Implementing a checklist solution in patient registration, for example, can help ensure that you have captured all documentation for a workers’ compensation claim with automated system checks for signatures and other deficiencies. Further integration with a denial management solution in patient finance can facilitate education and compliance within registration on denial or defect data.
In the not too distant past, hospitals wishing to understand revenue cycle trends once had to enter data into a spreadsheet or task a report writer to create reports. This process could take days or weeks. Such inefficient processes made it difficult for quick, well-informed decision making. Yet many healthcare organizations lack a data analytics solution to improve the revenue cycle.
A purpose-built, integrated RCM solution makes all of the data available in one common repository. Centralized data gives organizations a consistent view of all health data across the enterprise and a single source of the truth. When an RCM solution includes reporting and analytics tools, managers and executives are empowered to use that data to monitor business performance and to make more informed business decisions.
Cost restructuring vs. reduction
These are just a few examples that a single ECM platform with specific revenue cycle workflow automation delivers. However, much of this automation can result in significant labor savings—labor savings that with a cost-restructuring mindset can result in the reallocation of staff to more revenue-generating opportunities.

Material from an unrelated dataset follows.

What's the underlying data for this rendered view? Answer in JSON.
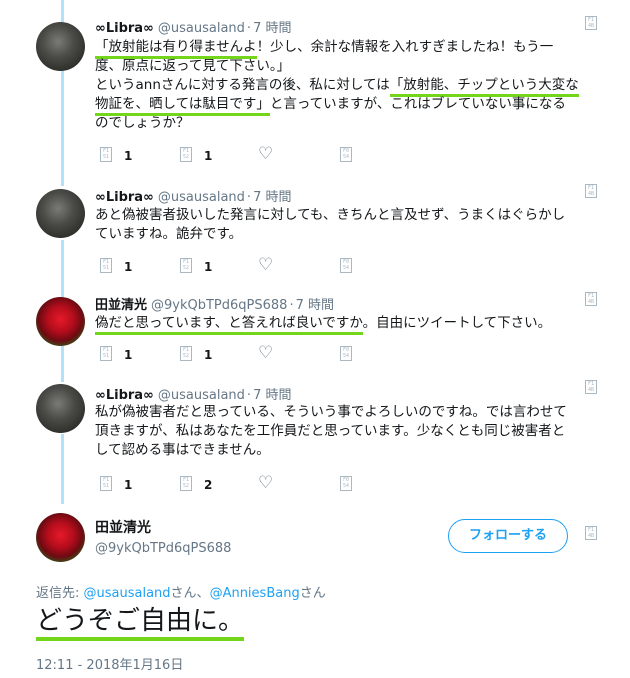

For instance, what if you could improve a patient account representative’s productivity by even 1-2%? Or, what if you could reallocate three, five, or even 10 full-time equivalent personnel to working down outstanding accounts receivable? The impact to your bottom line can represent millions in savings compared to the fully loaded salary costs of labor, often generating a return on investment in less than 12 months.
Conclusion
Today’s ECM solutions are no longer just the traditional scan, store, and access solutions of the past. They have matured and transitioned into true electronic information management systems that can have a tremendous impact on your organization’s bottom line, especially when leveraging a purpose-built RCM solution layered on top. Selecting the right solution may provide the funds to make a difference, so you can become the acquiring facility—rather than being acquired.